Hinds’ third album is not only the band’s most candid and unapologetic to date, but its revolutionary spirit speaks to their departure from the lo-fi, fluffy indie-pop of their 2016 debut, Leave Me Alone. While admittedly there is still a good amount of fluff here (the album is littered with upbeat tracks that could elicit the desire to dance in more or less anyone) The Prettiest Curse is an evolution. It is striking, complex, uncompromising indie-pop. More than that, it makes a bold statement: it canonizes Spanish indie-rock, bringing the Spanish language, in which the band embrace singing for the first time, into the Anglophone mainstream of the genre. The Prettiest Curse is a celebration of women – of Spanish women (the album artwork was designed by legendary photographer Ouka Leele) – and is, at its heart, about the intricacies of women’s emotional experiences.

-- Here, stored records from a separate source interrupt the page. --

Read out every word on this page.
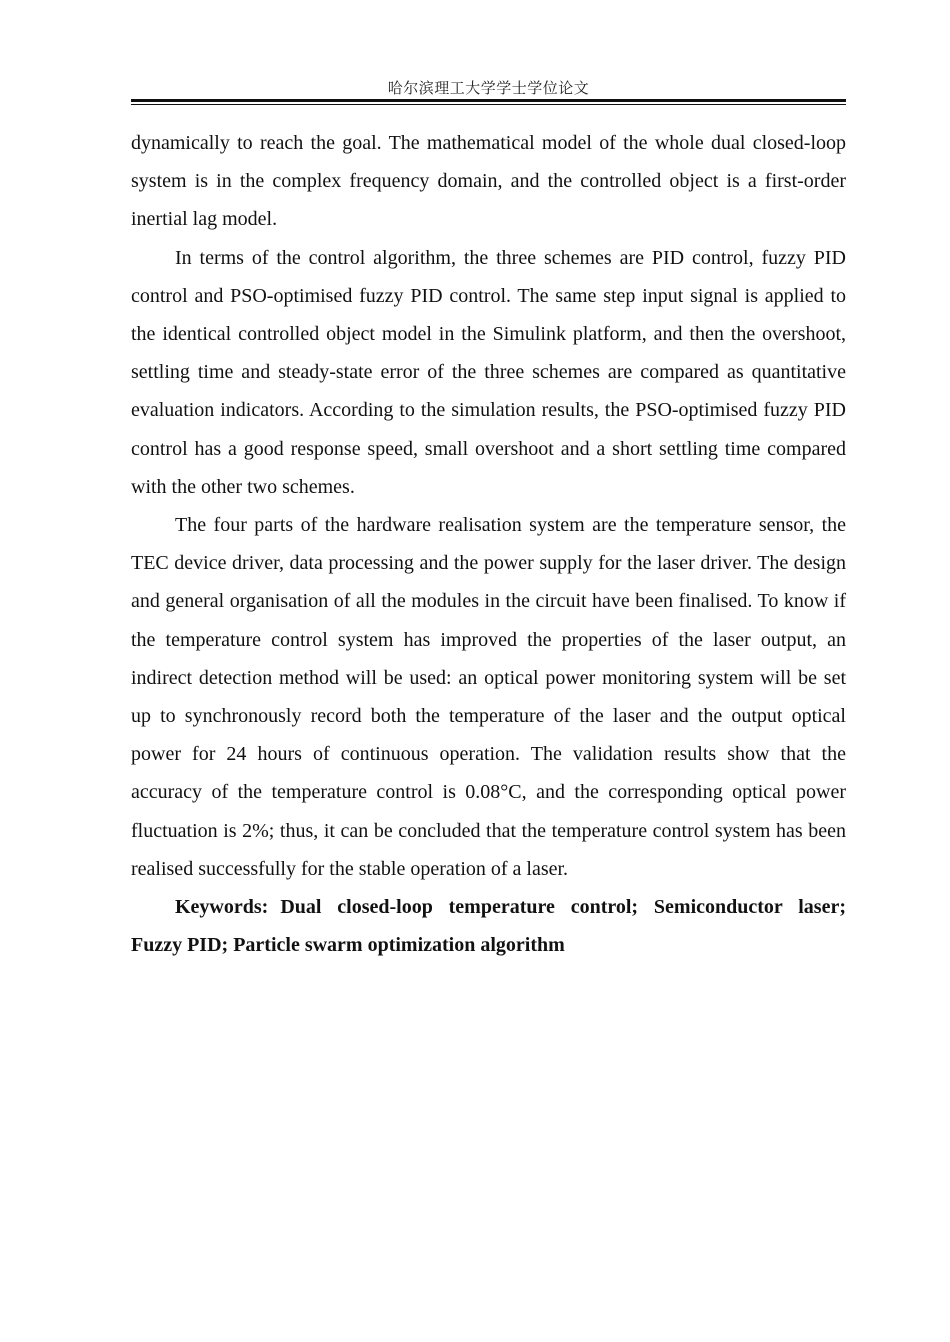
哈尔滨理工大学学士学位论文

dynamically to reach the goal. The mathematical model of the whole dual closed-loop system is in the complex frequency domain, and the controlled object is a first-order inertial lag model.

In terms of the control algorithm, the three schemes are PID control, fuzzy PID control and PSO-optimised fuzzy PID control. The same step input signal is applied to the identical controlled object model in the Simulink platform, and then the overshoot, settling time and steady-state error of the three schemes are compared as quantitative evaluation indicators. According to the simulation results, the PSO-optimised fuzzy PID control has a good response speed, small overshoot and a short settling time compared with the other two schemes.

The four parts of the hardware realisation system are the temperature sensor, the TEC device driver, data processing and the power supply for the laser driver. The design and general organisation of all the modules in the circuit have been finalised. To know if the temperature control system has improved the properties of the laser output, an indirect detection method will be used: an optical power monitoring system will be set up to synchronously record both the temperature of the laser and the output optical power for 24 hours of continuous operation. The validation results show that the accuracy of the temperature control is 0.08°C, and the corresponding optical power fluctuation is 2%; thus, it can be concluded that the temperature control system has been realised successfully for the stable operation of a laser.

Keywords: Dual closed-loop temperature control; Semiconductor laser; Fuzzy PID; Particle swarm optimization algorithm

Musically, Hinds layer dizzying samples with trippy distortion and candy floss vocals. Lead single ‘Riding Solo’ sees the four-piece channelling M.I.A.’s intoxicatingly visceral playground pop in a bittersweet ode to isolation and loneliness. ‘Boy’, on the other hand, transitions seamlessly between English and Spanish to create an anthemic, crescendo-laden track that screams intense desire. Elsewhere on the album, classical guitars provide the backdrop for sultry vocals, while in later tracks statement drum beats and slicing guitar lines cut to the bone.
Hinds’ music will always be charming in its juvenility. It is, to an extent, an indie expression of a teenager in turmoil. Yet on The Prettiest Curse, the band have honed their craft: here their characteristic puerility slashes like a knife, and is wielded as a weapon in the pursuit of inclusive, jubilant, defiant indie-pop.